Particle Physics in the Age of the Large Hadron Collider

Coordinators: James Wells

In 2008, the Large Hadron Collider (LHC) will begin operation at the European Laboratory for Particle Physics (CERN) in Geneva, Switzerland, where engineers and support staff from 111 nations are combining state-of-the-art science and engineering in one of the largest scientific experiments ever conducted. This accelerator will collide two protons at energies much higher than have ever been achieved before in a controlled, laboratory environment. The purpose of these collisions is to reach far into the high energy frontier to discover new particles and interactions that would help explain the confusing medley of elementary particle masses and interactions that are now known. The results of these experiments will influence our understanding of the history of the universe shortly after the Big Bang and may well illuminate the nature of the cold dark matter that makes up most of the mass of the universe. There are rigorous reasons for optimism about these forthcoming experiments, and the speakers will describe what may be discovered and how the technologically sophisticated, colossal particle detectors will enable these discoveries.

Geared toward secondary school physics teachers. KITP is eager to include teachers from population groups under represented in physics.

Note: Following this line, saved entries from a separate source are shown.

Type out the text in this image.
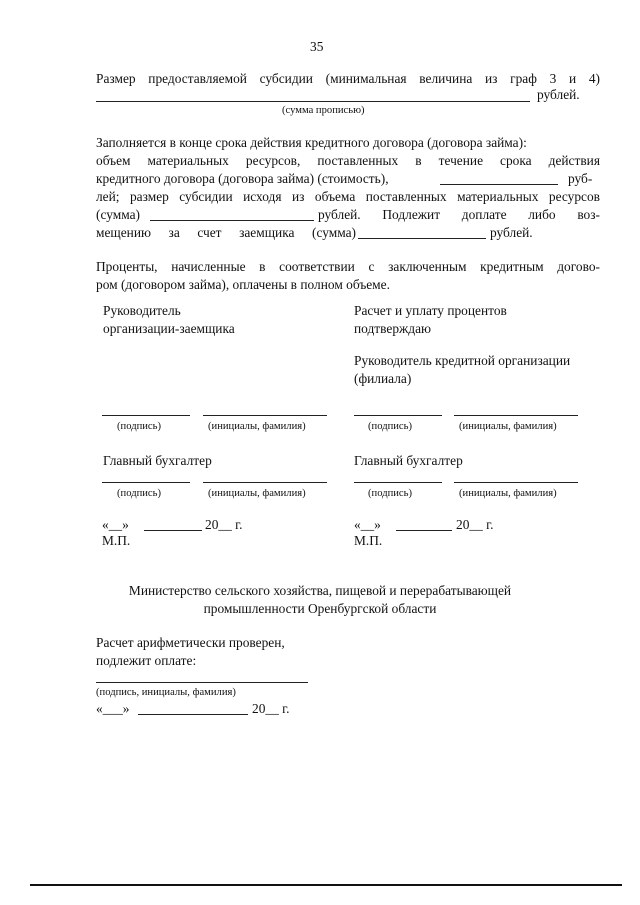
35
Размер предоставляемой субсидии (минимальная величина из граф 3 и 4)
рублей.
(сумма прописью)
Заполняется в конце срока действия кредитного договора (договора займа):
объем материальных ресурсов, поставленных в течение срока действия
кредитного договора (договора займа) (стоимость),	руб-
лей; размер субсидии исходя из объема поставленных материальных ресурсов
(сумма)	рублей. Подлежит доплате либо воз-
мещению за счет заемщика (сумма)	рублей.
Проценты, начисленные в соответствии с заключенным кредитным догово-
ром (договором займа), оплачены в полном объеме.
Руководитель
организации-заемщика
(подпись)	(инициалы, фамилия)
Главный бухгалтер
(подпись)	(инициалы, фамилия)
«__»	20__ г.
М.П.
Расчет и уплату процентов
подтверждаю
Руководитель кредитной организации
(филиала)
(подпись)	(инициалы, фамилия)
Главный бухгалтер
(подпись)	(инициалы, фамилия)
«__»	20__ г.
М.П.
Министерство сельского хозяйства, пищевой и перерабатывающей
промышленности Оренбургской области
Расчет арифметически проверен,
подлежит оплате:
(подпись, инициалы, фамилия)
«___»	20__ г.
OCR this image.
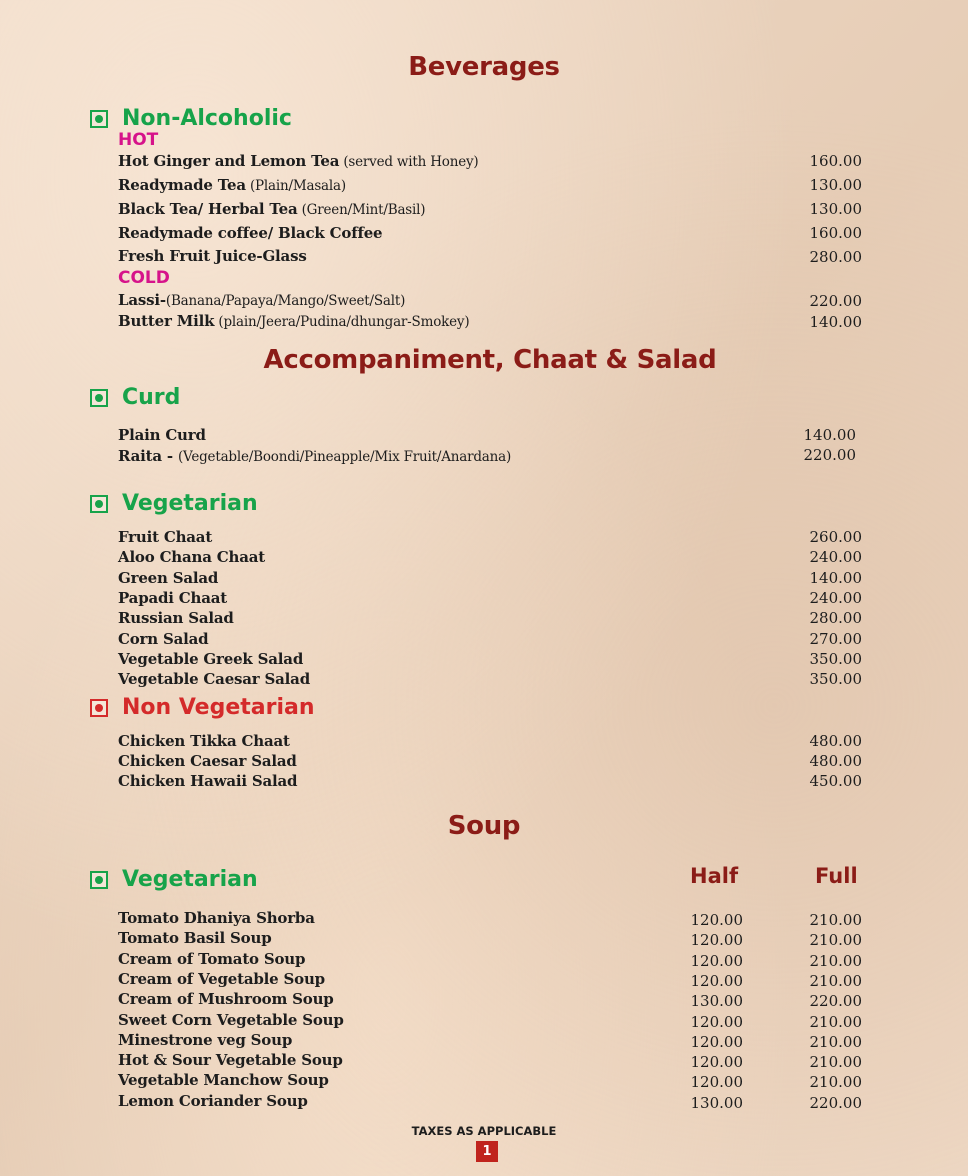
Beverages
Non-Alcoholic
HOT
Hot Ginger and Lemon Tea (served with Honey)	160.00
Readymade Tea (Plain/Masala)	130.00
Black Tea/ Herbal Tea (Green/Mint/Basil)	130.00
Readymade coffee/ Black Coffee	160.00
Fresh Fruit Juice-Glass	280.00
COLD
Lassi-(Banana/Papaya/Mango/Sweet/Salt)	220.00
Butter Milk (plain/Jeera/Pudina/dhungar-Smokey)	140.00
Accompaniment, Chaat & Salad
Curd
Plain Curd	140.00
Raita - (Vegetable/Boondi/Pineapple/Mix Fruit/Anardana)	220.00
Vegetarian
Fruit Chaat	260.00
Aloo Chana Chaat	240.00
Green Salad	140.00
Papadi Chaat	240.00
Russian Salad	280.00
Corn Salad	270.00
Vegetable Greek Salad	350.00
Vegetable Caesar Salad	350.00
Non Vegetarian
Chicken Tikka Chaat	480.00
Chicken Caesar Salad	480.00
Chicken Hawaii Salad	450.00
Soup
Vegetarian	Half	Full
Tomato Dhaniya Shorba	120.00	210.00
Tomato Basil Soup	120.00	210.00
Cream of Tomato Soup	120.00	210.00
Cream of Vegetable Soup	120.00	210.00
Cream of Mushroom Soup	130.00	220.00
Sweet Corn Vegetable Soup	120.00	210.00
Minestrone veg Soup	120.00	210.00
Hot & Sour Vegetable Soup	120.00	210.00
Vegetable Manchow Soup	120.00	210.00
Lemon Coriander Soup	130.00	220.00
TAXES AS APPLICABLE
1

The deadline to request financial assistance has passed and all financial commitments have been made. If you would like to attend at your own expense, or are a local teacher requiring no financial support, please fill out the online application. 

Did you receive the CA State Science Fair flyer?  Email Jocelyn for information.

James Wells, CERN & University of Michigan, coordinator of conference


  • AYANA HOLLOWAY ARCE is a Chamberlain Postdoctoral Fellow at Lawrence Berkeley National Laboratory. She concentrates on experimental techniques to identify and measure the properties of heavy unstable elementary particles such as the top quark, in order to search for unexpected interactions. She is currently involved in the preparation of the ATLAS experiment at the Large Hadron Collider.
  • KEVIN MCFARLAND is Professor of Physics at the University of Rochester. His research involves a broad range of phenomena related to weak interactions of particles ranging in mass from the mighty top quark to the puzzlingly svelte neutrino. He is the scientific co-spokesperson of the MINERvA neutrino experiment currently under construction at Fermilab. In this role, he routinely tackles problems ranging from the search for money to fund construction of MINERvA to negotiations with shipping companies that we would prefer not smash, bend, overheat or otherwise mangle our fragile detectors while in transit. He hopes that MINERvA and other upcoming neutrino experiments will lead to a plausible explanation for how the Universe developed the excess of matter over anti-matter that we see today.
  • RAMAN SUNDRUM is Professor of Physics in the Department of Physics and Astronomy of the Johns Hopkins University, Baltimore. His primary research interests include the development of theories and mechanisms which unify two of the fundamental forces of Nature, electromagnetism and the weak nuclear force. Some of these mechanisms involve extensions of relativistic spacetime structure such as Supersymmetry or Extra Dimensions. He also studies their implications for particle physics experiments which are probing electroweak unification. A secondary focus is developing theories of Dark Energy, the mysterious force that is currently causing the acceleration of the expansion of the Universe.
  • JAMES WELLS is Staff Scientist at The European Laboratory for Particle Physics (CERN) in Geneva, Switzerland, and Professor of Physics at the University of Michigan, Ann Arbor. His research interests include developing and analyzing theories that explain the elementary particle masses and interactions, and showing how those theories can be confirmed and studied by experiments and astrophysical observations.